Étape 3 : processus de réduction graduelle de risque M. Lockhead a déclaré que plusieurs régimes PD privés, surtout au Royaume-Uni et aux États-Unis, avaient fermé leur régime aux nouveaux employés. « En agissant ainsi, les promoteurs de régimes réduisent graduellement le risque sur une longue période. Cela ne change pas le fait que le risque lié au service passé doit néanmoins être géré de manière tout aussi efficace en réduisant graduellement le risque. »

Pour ce faire, il propose de transférer les actifs de la composante croissance à la composante IGP à mesure que le ratio s’améliore. Au bout du transfert, le ratio de solvabilité remontera à 100 % et le portefeuille sera immunisé à 100 % contre le passif de solvabilité

Étape 4 : Perspectives pratiques Vincent Morin, vice-président, Répartition d’actif et stratégie, Placements, à la caisse de retraite d’Air Canada, a enchaîné en discutant des perspectives pratiques liées à l’implantation de stratégie d’IGP.

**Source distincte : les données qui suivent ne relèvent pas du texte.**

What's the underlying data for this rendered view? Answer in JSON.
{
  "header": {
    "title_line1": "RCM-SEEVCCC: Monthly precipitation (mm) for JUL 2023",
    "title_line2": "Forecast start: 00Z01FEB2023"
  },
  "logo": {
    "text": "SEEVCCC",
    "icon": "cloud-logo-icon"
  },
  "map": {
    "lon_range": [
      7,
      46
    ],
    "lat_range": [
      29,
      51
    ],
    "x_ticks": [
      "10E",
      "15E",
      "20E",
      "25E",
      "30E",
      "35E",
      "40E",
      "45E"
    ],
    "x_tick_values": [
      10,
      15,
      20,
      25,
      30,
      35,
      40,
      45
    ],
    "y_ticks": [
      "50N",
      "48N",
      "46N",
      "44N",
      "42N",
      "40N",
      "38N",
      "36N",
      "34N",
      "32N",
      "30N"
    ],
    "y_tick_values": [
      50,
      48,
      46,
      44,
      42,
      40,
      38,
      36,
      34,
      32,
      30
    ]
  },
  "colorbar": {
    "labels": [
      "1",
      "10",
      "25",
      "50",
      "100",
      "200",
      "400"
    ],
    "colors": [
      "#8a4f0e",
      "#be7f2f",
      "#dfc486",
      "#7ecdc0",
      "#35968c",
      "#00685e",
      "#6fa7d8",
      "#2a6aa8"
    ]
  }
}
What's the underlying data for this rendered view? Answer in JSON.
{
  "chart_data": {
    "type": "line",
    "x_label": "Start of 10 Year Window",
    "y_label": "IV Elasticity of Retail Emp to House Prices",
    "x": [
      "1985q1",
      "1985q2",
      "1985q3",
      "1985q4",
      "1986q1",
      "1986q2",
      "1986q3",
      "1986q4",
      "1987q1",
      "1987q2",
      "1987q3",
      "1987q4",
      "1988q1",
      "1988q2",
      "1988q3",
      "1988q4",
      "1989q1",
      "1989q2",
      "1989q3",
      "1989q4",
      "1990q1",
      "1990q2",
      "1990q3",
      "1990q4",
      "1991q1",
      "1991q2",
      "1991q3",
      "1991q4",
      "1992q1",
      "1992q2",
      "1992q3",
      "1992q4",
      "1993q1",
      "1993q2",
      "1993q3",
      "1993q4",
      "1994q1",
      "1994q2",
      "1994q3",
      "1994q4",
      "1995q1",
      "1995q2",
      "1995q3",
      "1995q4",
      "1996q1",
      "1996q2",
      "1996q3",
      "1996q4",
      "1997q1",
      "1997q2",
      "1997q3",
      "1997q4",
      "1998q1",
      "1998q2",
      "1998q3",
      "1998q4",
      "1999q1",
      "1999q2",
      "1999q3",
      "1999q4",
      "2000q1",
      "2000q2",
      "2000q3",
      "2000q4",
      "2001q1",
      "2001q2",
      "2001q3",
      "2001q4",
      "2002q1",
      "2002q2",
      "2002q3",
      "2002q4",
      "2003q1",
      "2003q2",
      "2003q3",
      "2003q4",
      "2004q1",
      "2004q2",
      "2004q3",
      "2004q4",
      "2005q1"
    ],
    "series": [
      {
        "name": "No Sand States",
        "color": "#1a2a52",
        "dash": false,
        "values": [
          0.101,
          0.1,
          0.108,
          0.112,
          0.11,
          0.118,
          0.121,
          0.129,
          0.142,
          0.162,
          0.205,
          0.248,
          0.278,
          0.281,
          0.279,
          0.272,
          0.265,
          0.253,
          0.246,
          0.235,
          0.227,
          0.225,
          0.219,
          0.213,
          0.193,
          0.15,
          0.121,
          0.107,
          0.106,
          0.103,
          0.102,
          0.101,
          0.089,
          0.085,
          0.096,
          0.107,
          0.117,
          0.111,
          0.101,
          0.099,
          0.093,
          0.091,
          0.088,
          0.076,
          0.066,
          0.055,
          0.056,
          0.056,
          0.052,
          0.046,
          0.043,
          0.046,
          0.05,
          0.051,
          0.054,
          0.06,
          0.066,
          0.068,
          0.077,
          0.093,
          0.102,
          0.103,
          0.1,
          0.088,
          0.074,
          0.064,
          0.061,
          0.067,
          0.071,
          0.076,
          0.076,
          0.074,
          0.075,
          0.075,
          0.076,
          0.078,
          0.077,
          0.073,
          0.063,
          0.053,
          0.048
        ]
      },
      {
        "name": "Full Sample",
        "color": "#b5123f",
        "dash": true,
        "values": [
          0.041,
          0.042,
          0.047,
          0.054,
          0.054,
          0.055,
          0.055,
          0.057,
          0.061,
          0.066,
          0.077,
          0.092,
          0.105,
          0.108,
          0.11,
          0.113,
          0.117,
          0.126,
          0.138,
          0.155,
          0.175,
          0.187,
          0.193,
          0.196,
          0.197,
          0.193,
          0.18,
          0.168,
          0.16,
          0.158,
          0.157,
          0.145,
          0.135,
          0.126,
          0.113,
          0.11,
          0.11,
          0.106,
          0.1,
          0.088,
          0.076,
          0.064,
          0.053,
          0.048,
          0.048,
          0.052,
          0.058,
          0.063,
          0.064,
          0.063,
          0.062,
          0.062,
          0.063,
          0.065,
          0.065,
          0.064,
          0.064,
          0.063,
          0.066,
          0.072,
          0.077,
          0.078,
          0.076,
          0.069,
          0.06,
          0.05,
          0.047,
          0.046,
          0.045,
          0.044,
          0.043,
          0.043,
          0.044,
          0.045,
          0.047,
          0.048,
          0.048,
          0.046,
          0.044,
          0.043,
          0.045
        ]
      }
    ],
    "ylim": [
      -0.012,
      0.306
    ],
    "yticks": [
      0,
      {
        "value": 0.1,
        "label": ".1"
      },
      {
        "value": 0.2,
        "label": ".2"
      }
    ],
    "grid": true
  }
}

M. Morin a rappelé avec insistance qu’une saine gestion des risques est profitable pour les intervenants, autant les participants, que les promoteurs et les fiduciaires. « La complexité potentielle des différentes solutions ne devrait pas être un frein étant donné leur efficacité. Toutefois, les membres de comités de retraite doivent être mieux informés. Les fournisseurs doivent, quant à eux, développer des solutions clés en main pour les régimes de plus petite taille.»

Le contexte actuel peut retarder l’implantation de certaines stratégies, mais les promoteurs devront être prêts en moment opportun. « L’IGP n’est pas une recette miracle, mais bien un cadre décisionnel », a rappelé M. Morin.